Published 11 Aug 2025 in cs.LG, cs.AI, and cs.CL | (2508.07629v2)

Abstract: We present Klear-Reasoner, a model with long reasoning capabilities that demonstrates careful deliberation during problem solving, achieving outstanding performance across multiple benchmarks. Although there are already many excellent works related to inference models in the current community, there are still many problems with reproducing high-performance inference models due to incomplete disclosure of training details. This report provides an in-depth analysis of the reasoning model, covering the entire post-training workflow from data preparation and long Chain-of-Thought supervised fine-tuning (long CoT SFT) to reinforcement learning (RL), along with detailed ablation studies for each experimental component. For SFT data, our experiments show that a small number of high-quality data sources are more effective than a large number of diverse data sources, and that difficult samples can achieve better results without accuracy filtering.

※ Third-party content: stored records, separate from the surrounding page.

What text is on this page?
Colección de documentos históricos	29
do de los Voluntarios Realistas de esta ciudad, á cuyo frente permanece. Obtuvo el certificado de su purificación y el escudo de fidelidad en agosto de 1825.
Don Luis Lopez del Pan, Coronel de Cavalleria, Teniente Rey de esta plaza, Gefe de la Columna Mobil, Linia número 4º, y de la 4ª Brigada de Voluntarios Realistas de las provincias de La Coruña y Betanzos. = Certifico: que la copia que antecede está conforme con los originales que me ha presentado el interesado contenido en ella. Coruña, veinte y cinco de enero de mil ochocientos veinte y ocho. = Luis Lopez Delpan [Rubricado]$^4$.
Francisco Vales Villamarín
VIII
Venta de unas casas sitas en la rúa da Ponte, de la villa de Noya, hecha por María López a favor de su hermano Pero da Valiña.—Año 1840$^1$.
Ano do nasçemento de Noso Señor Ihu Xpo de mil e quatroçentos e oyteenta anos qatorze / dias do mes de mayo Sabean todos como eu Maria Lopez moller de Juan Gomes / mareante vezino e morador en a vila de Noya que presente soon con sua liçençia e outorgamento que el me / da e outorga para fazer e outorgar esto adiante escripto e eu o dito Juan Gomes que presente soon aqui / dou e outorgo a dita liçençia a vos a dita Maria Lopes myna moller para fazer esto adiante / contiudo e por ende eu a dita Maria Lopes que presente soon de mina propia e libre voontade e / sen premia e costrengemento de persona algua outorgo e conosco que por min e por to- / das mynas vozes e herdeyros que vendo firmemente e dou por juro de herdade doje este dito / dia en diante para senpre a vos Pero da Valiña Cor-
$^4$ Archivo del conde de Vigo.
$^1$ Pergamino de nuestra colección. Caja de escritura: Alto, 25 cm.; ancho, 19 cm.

In addition, we investigate two key issues with current clipping mechanisms in RL: Clipping suppresses critical exploration signals and ignores suboptimal trajectories. To address these challenges, we propose Gradient-Preserving clipping Policy Optimization (GPPO) that gently backpropagates gradients from clipped tokens. GPPO not only enhances the model's exploration capacity but also improves its efficiency in learning from negative samples. Klear-Reasoner exhibits exceptional reasoning abilities in mathematics and programming, scoring 90.5% on AIME 2024, 83.2% on AIME 2025, 66.0% on LiveCodeBench V5 and 58.1% on LiveCodeBench V6.

Summary

  • The paper introduces a novel Gradient-Preserving Clipping Policy Optimization (GPPO) that retains gradient information to improve exploration and convergence in LLMs.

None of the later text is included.